Стараясь зачем-то двигаться тихо, он оделся, снял чехол с лезвия пальмы, пожалел об отсутствии арбалета, который отдал дозорной, и подкрался к двери. Прислушался: «Поблизости вроде бы тихо. Чего же я хожу "на полусогнутых" в собственном доме?! Бли-ин…» Двигаясь по часовой стрелке, Семен обошел помещение по периметру и заглянул в каждую из щелей-бойниц. Решительно ничего подозрительного он не увидел. Тем не менее поделать с собой он ничего не смог и дверь распахнул «по-супер-менски» – мягким ударом ноги.
Она должна была открыться и, стукнувшись о стенку, закрыться вновь. Этого почему-то не произошло – дверь так и осталась распахнутой. Свет снаружи был все-таки слишком ярким, и Семен осознал увиденное не в первое же мгновение.
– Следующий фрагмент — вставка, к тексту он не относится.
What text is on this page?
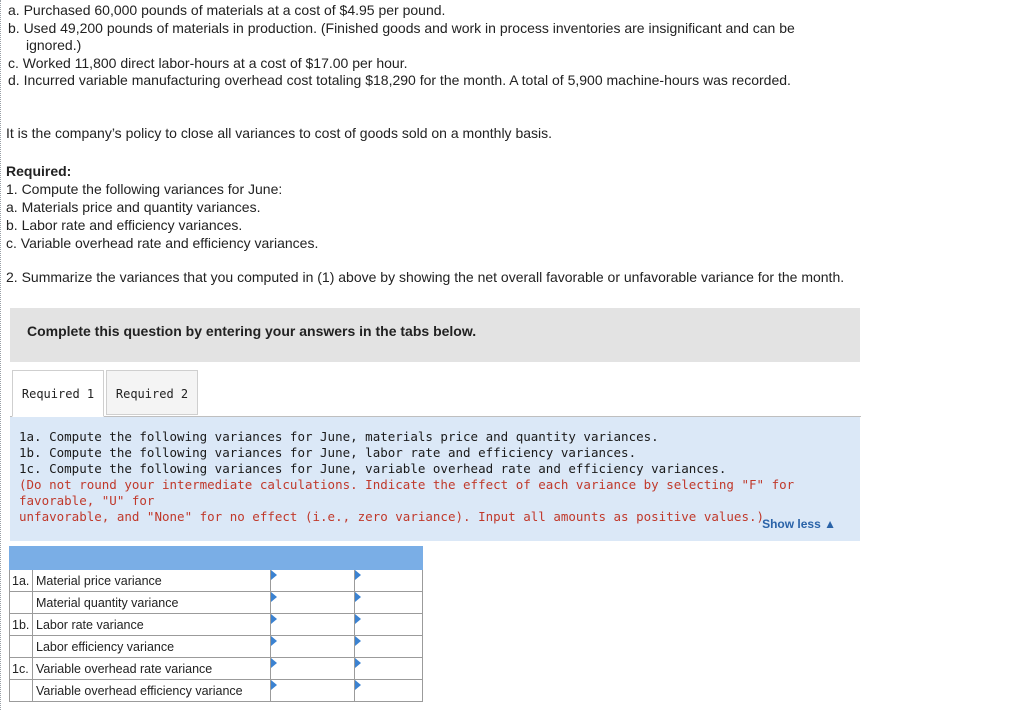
a. Purchased 60,000 pounds of materials at a cost of $4.95 per pound.
b. Used 49,200 pounds of materials in production. (Finished goods and work in process inventories are insignificant and can be
ignored.)
c. Worked 11,800 direct labor-hours at a cost of $17.00 per hour.
d. Incurred variable manufacturing overhead cost totaling $18,290 for the month. A total of 5,900 machine-hours was recorded.
It is the company’s policy to close all variances to cost of goods sold on a monthly basis.
Required:
1. Compute the following variances for June:
a. Materials price and quantity variances.
b. Labor rate and efficiency variances.
c. Variable overhead rate and efficiency variances.
2. Summarize the variances that you computed in (1) above by showing the net overall favorable or unfavorable variance for the month.
Complete this question by entering your answers in the tabs below.
Required 1	Required 2
1a. Compute the following variances for June, materials price and quantity variances.
1b. Compute the following variances for June, labor rate and efficiency variances.
1c. Compute the following variances for June, variable overhead rate and efficiency variances.
(Do not round your intermediate calculations. Indicate the effect of each variance by selecting "F" for favorable, "U" for
unfavorable, and "None" for no effect (i.e., zero variance). Input all amounts as positive values.)
Show less ▲

1a.	Material price variance	

	Material quantity variance	

1b.	Labor rate variance	

	Labor efficiency variance	

1c.	Variable overhead rate variance	

	Variable overhead efficiency variance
Во второе, наверное. А если и осознал, то не полностью.
В дверной проем – то есть прямо на него – смотрели три дротика с плоскими кремневыми наконечниками, острота которых Семену была хорошо известна: «Древки дротиков вставлены в металки. На таком близком расстоянии в копьеметалках, наверное, нет смысла, но воины, скорее всего, по-другому и не умеют. Снаряды свои они держат спокойно и расслабленно. Стоять так можно долго, а задействовать – в любой момент. В общем, профессионалы. Четвертый, вероятно, находится у стены сбоку и не дает двери закрыться. Что можно сделать в такой ситуации? М-да-а…»
– Выходи, не бойся, – улыбнулся один из воинов. – Ты умрешь не сразу.
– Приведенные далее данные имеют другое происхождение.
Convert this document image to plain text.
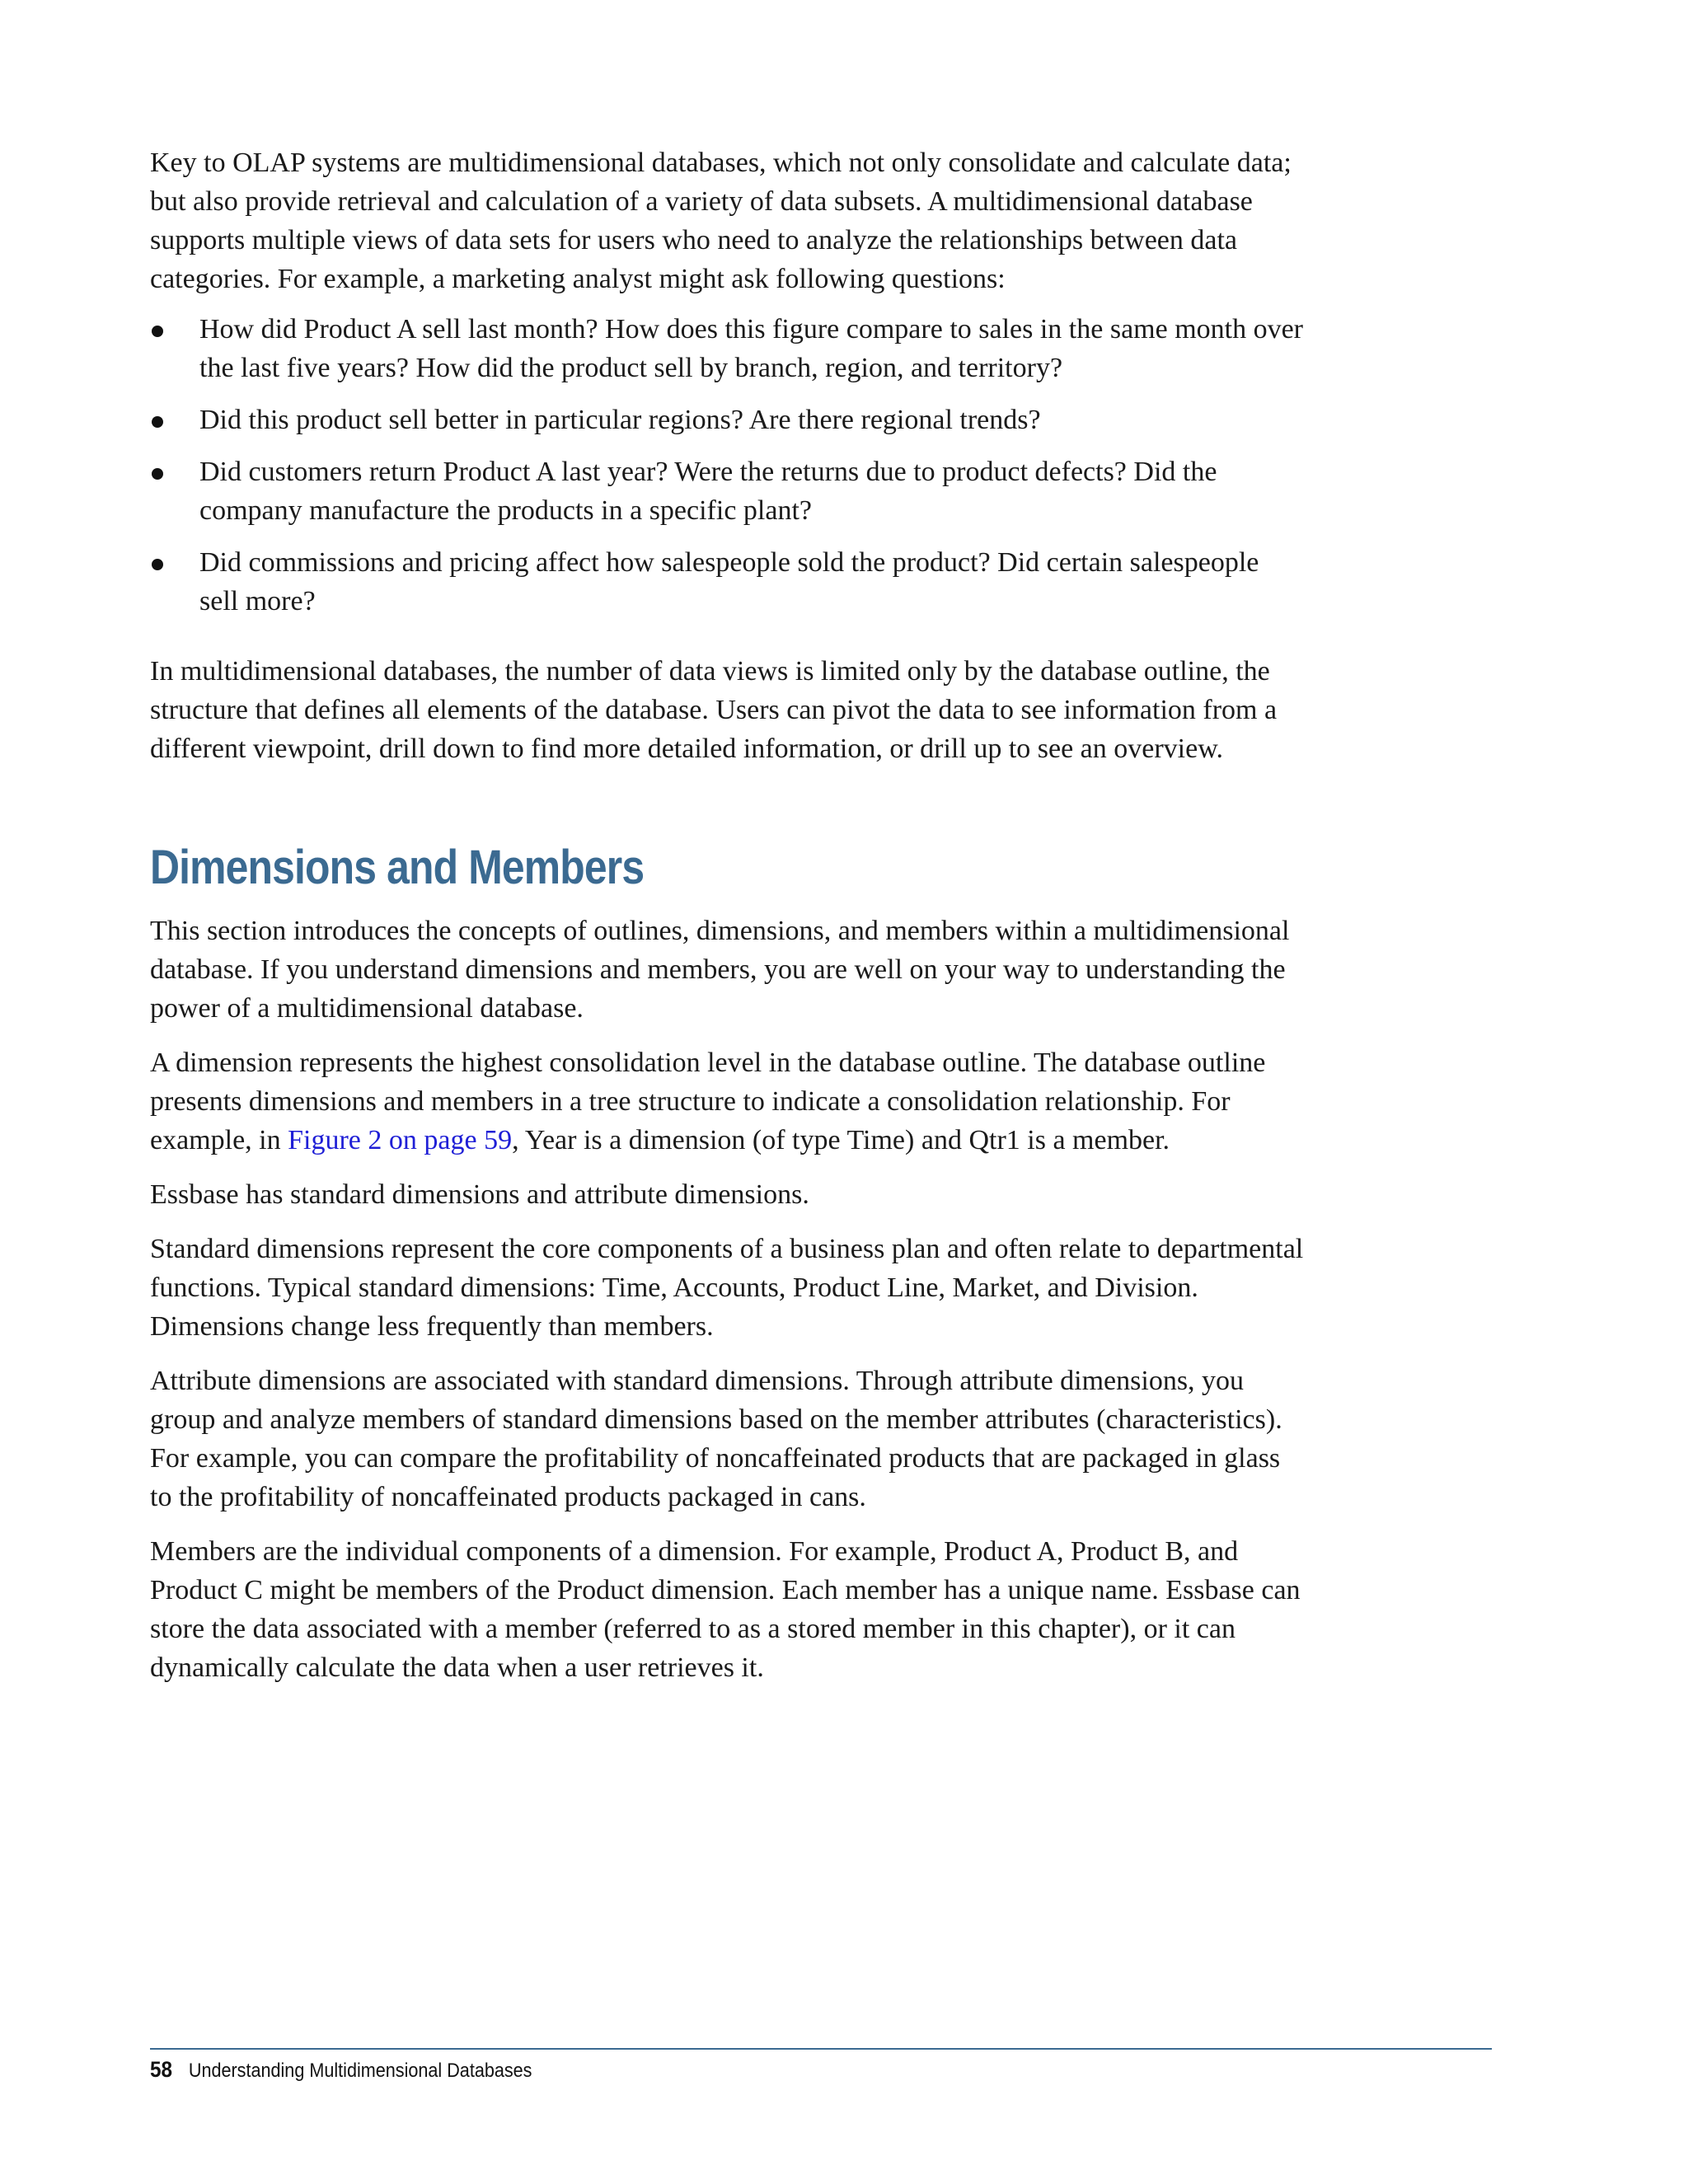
Key to OLAP systems are multidimensional databases, which not only consolidate and calculate data; but also provide retrieval and calculation of a variety of data subsets. A multidimensional database supports multiple views of data sets for users who need to analyze the relationships between data categories. For example, a marketing analyst might ask following questions:

How did Product A sell last month? How does this figure compare to sales in the same month over the last five years? How did the product sell by branch, region, and territory?
Did this product sell better in particular regions? Are there regional trends?
Did customers return Product A last year? Were the returns due to product defects? Did the company manufacture the products in a specific plant?
Did commissions and pricing affect how salespeople sold the product? Did certain salespeople sell more?

In multidimensional databases, the number of data views is limited only by the database outline, the structure that defines all elements of the database. Users can pivot the data to see information from a different viewpoint, drill down to find more detailed information, or drill up to see an overview.

Dimensions and Members

This section introduces the concepts of outlines, dimensions, and members within a multidimensional database. If you understand dimensions and members, you are well on your way to understanding the power of a multidimensional database.

A dimension represents the highest consolidation level in the database outline. The database outline presents dimensions and members in a tree structure to indicate a consolidation relationship. For example, in Figure 2 on page 59, Year is a dimension (of type Time) and Qtr1 is a member.

Essbase has standard dimensions and attribute dimensions.

Standard dimensions represent the core components of a business plan and often relate to departmental functions. Typical standard dimensions: Time, Accounts, Product Line, Market, and Division. Dimensions change less frequently than members.

Attribute dimensions are associated with standard dimensions. Through attribute dimensions, you group and analyze members of standard dimensions based on the member attributes (characteristics). For example, you can compare the profitability of noncaffeinated products that are packaged in glass to the profitability of noncaffeinated products packaged in cans.

Members are the individual components of a dimension. For example, Product A, Product B, and Product C might be members of the Product dimension. Each member has a unique name. Essbase can store the data associated with a member (referred to as a stored member in this chapter), or it can dynamically calculate the data when a user retrieves it.

58 Understanding Multidimensional Databases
«Вот он, каменный век, – опустошенно подумал Семен. – Ни оружие бросить не требуют, ни руки поднять. Наверное, потому, что все кругом заколдовано».
Медленно, не делая резких движений, опираясь на древко пальмы как на костыль, Семен двинулся наружу. «Мы, значит, их кормили, поили – и вот она, благодарность. Если они зарезали наших баб, если что-нибудь случилось с Сухой Веткой… Я им такое устрою… И черт с ней – с жизнью, – но "я вам спою еще на бис". Спою, да так, что мало никому не покажется!»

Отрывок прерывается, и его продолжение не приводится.